Nutritional Breakdown:

  • Calories: The calories mainly come from the potatoes, flour, and oil or butter. If you’re looking to make this a lighter option, you can use less butter and adjust the amount of oil in the dough.
  • Protein: The mashed potatoes and gluten-free flour contribute some protein, but this naan is not a high-protein food. You can pair it with a protein-rich dish, like a lentil curry, to make it a more balanced meal.
  • Carbohydrates: The potatoes and flour contribute a fair amount of carbohydrates, but the potatoes provide fiber and some essential vitamins.
  • Fat: Most of the fat comes from the ghee or butter that is brushed on the naan. For a lighter version, you can skip the butter or use olive oil for a healthier option.
  • Sodium: The sodium level can be adjusted by controlling the amount of salt in the dough and the ghee used afterward.
  • Vitamins and Minerals: This naan provides a small amount of calcium and iron from the flour, as well as potassium from the potatoes.

Tips for Customization:

  1. Add Spices: If you like your naan with more flavor, consider adding a pinch of garam masala, coriander powder, or turmeric to the dough. These spices will add depth and color to the naan.
  2. Gluten-Free Option: This recipe is naturally gluten-free if you use gluten-free flour, but make sure the yogurt you use is also gluten-free.
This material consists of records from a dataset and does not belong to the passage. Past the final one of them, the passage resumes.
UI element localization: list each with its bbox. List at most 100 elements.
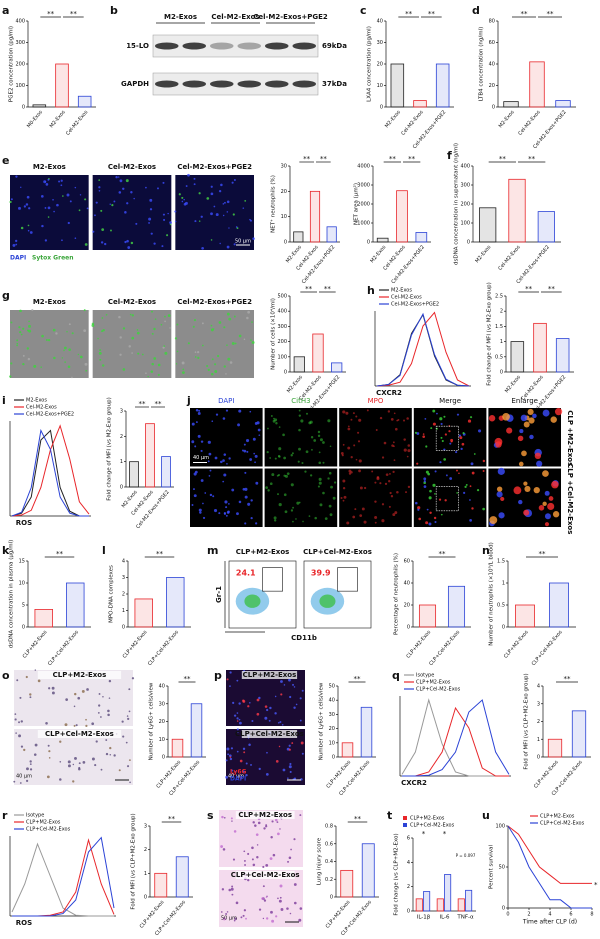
histogram-curve xyxy=(11,424,90,517)
cell xyxy=(538,505,545,511)
y-tick-label: 200 xyxy=(277,339,287,345)
bar xyxy=(376,237,389,243)
panel-letter: f xyxy=(447,149,452,162)
cell xyxy=(160,323,163,326)
cell xyxy=(233,919,236,922)
cell xyxy=(292,506,295,509)
cell xyxy=(31,308,34,312)
bar xyxy=(145,423,155,488)
cell xyxy=(327,419,331,423)
bar xyxy=(175,856,189,898)
cell xyxy=(527,408,534,416)
cell xyxy=(482,459,486,463)
cell xyxy=(280,680,283,683)
image-title: Cel-M2-Exos xyxy=(108,163,156,171)
cell xyxy=(100,241,104,244)
cell xyxy=(71,376,73,379)
cell xyxy=(16,679,19,682)
cell xyxy=(47,206,51,210)
cell xyxy=(222,917,226,921)
cell xyxy=(308,515,311,518)
y-tick-label: 1 xyxy=(500,339,503,345)
cell xyxy=(77,696,81,700)
cell xyxy=(438,498,442,501)
panel-letter: n xyxy=(482,544,490,557)
bar xyxy=(154,872,168,898)
sig-label: ** xyxy=(156,550,164,558)
x-tick-label: 0 xyxy=(506,912,509,918)
bar xyxy=(341,742,354,758)
cell xyxy=(363,486,367,490)
cell xyxy=(126,239,129,243)
cell xyxy=(229,671,232,674)
y-tick-label: 20 xyxy=(159,719,165,725)
cell xyxy=(242,487,246,491)
cell xyxy=(194,220,197,223)
cell xyxy=(26,347,30,350)
micrograph xyxy=(339,408,412,467)
category-label: M2-Exos xyxy=(49,109,67,129)
cell xyxy=(206,197,210,200)
bar xyxy=(444,874,452,912)
bar xyxy=(66,582,85,628)
blot-band xyxy=(209,42,234,50)
cell xyxy=(99,349,102,352)
cell xyxy=(250,517,253,520)
cell xyxy=(29,763,32,765)
cell xyxy=(45,183,49,186)
cell xyxy=(342,479,346,483)
bar xyxy=(171,738,184,758)
cell xyxy=(194,351,197,353)
y-tick-label: 0 xyxy=(120,485,123,491)
image-title: Cel-M2-Exos+PGE2 xyxy=(177,163,252,171)
cell xyxy=(199,511,202,514)
cell xyxy=(502,412,510,421)
cell xyxy=(244,495,248,499)
cell xyxy=(235,901,239,905)
cell xyxy=(248,743,251,746)
cell xyxy=(301,689,304,692)
cell xyxy=(482,469,485,473)
cell xyxy=(279,721,282,724)
cell xyxy=(247,502,251,506)
cell xyxy=(225,759,228,762)
blot-band xyxy=(154,42,179,50)
cell xyxy=(34,743,38,747)
cell xyxy=(10,362,13,365)
cell xyxy=(238,334,242,338)
cell xyxy=(467,419,472,423)
cell xyxy=(213,508,218,513)
cell xyxy=(71,332,74,335)
y-tick-label: 0 xyxy=(380,105,383,111)
y-axis-label: dsDNA concentration in plasma (μg/ml) xyxy=(9,540,15,649)
micrograph xyxy=(264,468,338,527)
cell xyxy=(242,770,245,773)
sig-label: ** xyxy=(56,550,64,558)
cell xyxy=(357,431,360,434)
cell xyxy=(29,696,32,699)
cell xyxy=(439,417,443,421)
bar xyxy=(34,609,53,628)
cell xyxy=(274,818,278,822)
cell xyxy=(222,848,226,851)
legend-label: M2-Exos xyxy=(391,288,412,294)
cell xyxy=(181,200,184,203)
bar xyxy=(134,598,153,628)
y-tick-label: 4 xyxy=(537,684,540,690)
scale-label: 50 μm xyxy=(221,916,237,922)
cell xyxy=(265,825,268,828)
y-axis-label: Percent survival xyxy=(489,845,495,889)
cell xyxy=(231,769,234,772)
cell xyxy=(222,459,225,462)
bar xyxy=(529,61,545,108)
image-title: CLP+Cel-M2-Exos xyxy=(231,871,300,879)
y-tick-label: 200 xyxy=(15,62,25,68)
cell xyxy=(289,762,292,766)
y-tick-label: 15 xyxy=(19,559,25,565)
cell xyxy=(298,409,301,412)
cell xyxy=(243,909,247,912)
cell xyxy=(426,508,429,511)
cell xyxy=(265,864,269,867)
cell xyxy=(432,483,436,487)
cell xyxy=(74,186,77,189)
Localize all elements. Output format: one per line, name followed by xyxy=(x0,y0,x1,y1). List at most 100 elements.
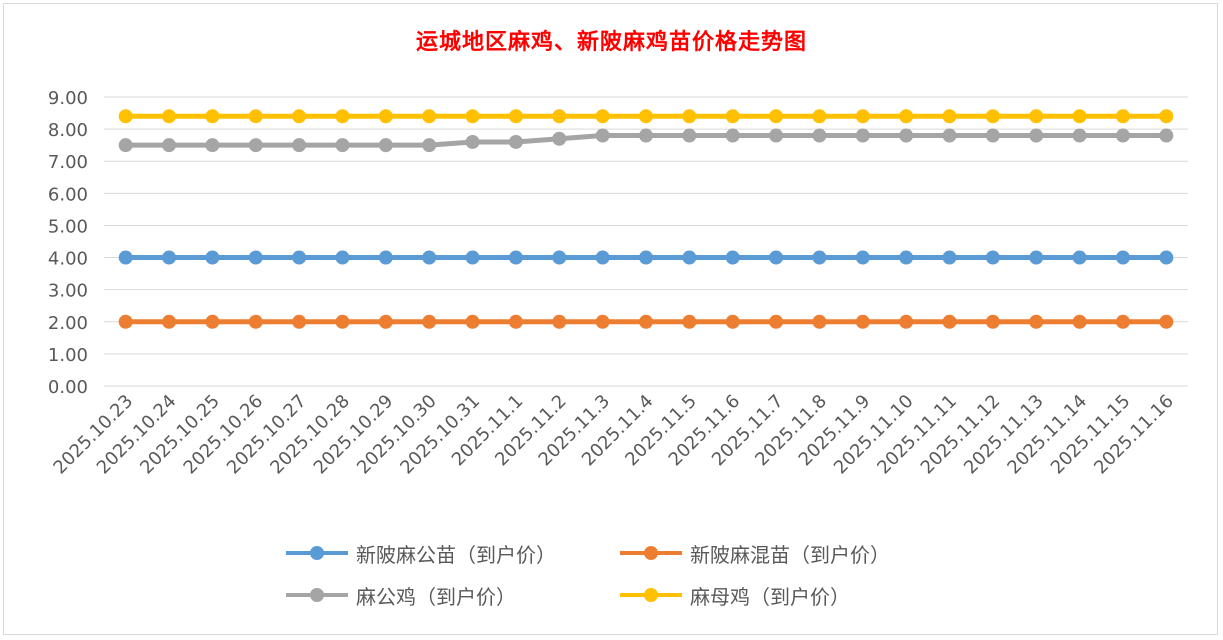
data-point xyxy=(942,128,957,143)
data-point xyxy=(812,250,827,265)
data-point xyxy=(292,138,307,153)
data-point xyxy=(725,250,740,265)
data-point xyxy=(1115,109,1130,124)
data-point xyxy=(552,250,567,265)
data-point xyxy=(769,109,784,124)
legend-label: 新陂麻混苗（到户价） xyxy=(690,542,890,567)
data-point xyxy=(899,128,914,143)
data-point xyxy=(595,314,610,329)
data-point xyxy=(1072,314,1087,329)
data-point xyxy=(1159,128,1174,143)
data-point xyxy=(985,250,1000,265)
data-point xyxy=(812,314,827,329)
data-point xyxy=(162,314,177,329)
data-point xyxy=(248,138,263,153)
legend-swatch xyxy=(286,580,348,610)
data-point xyxy=(508,134,523,149)
data-point xyxy=(422,138,437,153)
legend-item: 新陂麻公苗（到户价） xyxy=(286,538,616,568)
data-point xyxy=(985,109,1000,124)
data-point xyxy=(942,314,957,329)
data-point xyxy=(812,109,827,124)
legend-swatch xyxy=(620,580,682,610)
data-point xyxy=(552,131,567,146)
data-point xyxy=(118,314,133,329)
data-point xyxy=(855,250,870,265)
data-point xyxy=(639,128,653,143)
y-tick-label: 2.00 xyxy=(48,313,88,334)
data-point xyxy=(552,109,567,124)
data-point xyxy=(465,250,480,265)
data-point xyxy=(1115,128,1130,143)
data-point xyxy=(1115,314,1130,329)
y-tick-label: 4.00 xyxy=(48,249,88,270)
data-point xyxy=(1115,250,1130,265)
y-tick-label: 8.00 xyxy=(48,120,88,141)
data-point xyxy=(1072,128,1087,143)
data-point xyxy=(205,250,220,265)
data-point xyxy=(899,314,914,329)
data-point xyxy=(639,109,653,124)
data-point xyxy=(378,250,393,265)
legend-swatch xyxy=(286,538,348,568)
data-point xyxy=(595,128,610,143)
data-point xyxy=(639,250,653,265)
data-point xyxy=(1159,250,1174,265)
legend-swatch xyxy=(620,538,682,568)
data-point xyxy=(985,128,1000,143)
legend-item: 麻公鸡（到户价） xyxy=(286,580,616,610)
data-point xyxy=(769,314,784,329)
data-point xyxy=(422,109,437,124)
data-point xyxy=(378,314,393,329)
data-point xyxy=(855,314,870,329)
legend-label: 新陂麻公苗（到户价） xyxy=(356,542,556,567)
data-point xyxy=(1029,109,1044,124)
chart-frame xyxy=(3,3,1218,635)
data-point xyxy=(1072,109,1087,124)
data-point xyxy=(855,128,870,143)
data-point xyxy=(292,109,307,124)
legend-label: 麻母鸡（到户价） xyxy=(690,584,850,609)
data-point xyxy=(465,109,480,124)
data-point xyxy=(118,109,133,124)
data-point xyxy=(118,138,133,153)
chart-title: 运城地区麻鸡、新陂麻鸡苗价格走势图 xyxy=(415,29,807,55)
data-point xyxy=(292,250,307,265)
data-point xyxy=(205,138,220,153)
data-point xyxy=(205,314,220,329)
data-point xyxy=(899,109,914,124)
data-point xyxy=(725,314,740,329)
legend-item: 新陂麻混苗（到户价） xyxy=(620,538,950,568)
data-point xyxy=(248,314,263,329)
data-point xyxy=(682,250,697,265)
data-point xyxy=(508,314,523,329)
data-point xyxy=(335,314,350,329)
data-point xyxy=(769,128,784,143)
data-point xyxy=(595,109,610,124)
y-tick-label: 9.00 xyxy=(48,88,88,109)
data-point xyxy=(682,109,697,124)
data-point xyxy=(1029,128,1044,143)
data-point xyxy=(335,138,350,153)
data-point xyxy=(1029,314,1044,329)
data-point xyxy=(162,109,177,124)
data-point xyxy=(335,109,350,124)
data-point xyxy=(552,314,567,329)
data-point xyxy=(812,128,827,143)
chart-legend: 新陂麻公苗（到户价） 新陂麻混苗（到户价） 麻公鸡（到户价） 麻母鸡（到户价） xyxy=(286,538,986,610)
y-tick-label: 7.00 xyxy=(48,152,88,173)
legend-item: 麻母鸡（到户价） xyxy=(620,580,950,610)
data-point xyxy=(1029,250,1044,265)
data-point xyxy=(942,250,957,265)
data-point xyxy=(855,109,870,124)
data-point xyxy=(422,250,437,265)
data-point xyxy=(335,250,350,265)
data-point xyxy=(292,314,307,329)
data-point xyxy=(769,250,784,265)
data-point xyxy=(465,314,480,329)
data-point xyxy=(595,250,610,265)
data-point xyxy=(378,109,393,124)
data-point xyxy=(422,314,437,329)
y-tick-label: 3.00 xyxy=(48,281,88,302)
Additionally, check the flour mix to ensure it’s fully gluten-free.
  3. Vegan Option: For a vegan version, use dairy-free yogurt and plant-based butter or oil for brushing instead of ghee or regular butter.
  4. Make It Fluffy: For extra fluffy naan, you can add an additional teaspoon of baking soda or baking powder to the flour mixture.
  5. Toppings: You can brush your naan with garlic butter or sprinkle it with sesame seeds or onion seeds (kalonji) for a more flavorful twist.

Conclusion:

Aloo Flour Naan is a delicious, soft, and flavorful alternative to traditional naan. With the inclusion of mashed potatoes in the dough, the naan becomes even more comforting and hearty, making it a perfect accompaniment to any curry, stew, or dip. It’s easy to make and can be customized with a variety of spices and toppings. Whether you’re making it for a special occasion or a casual meal, this naan is sure to be a hit! Enjoy it fresh and warm straight off the griddle or oven!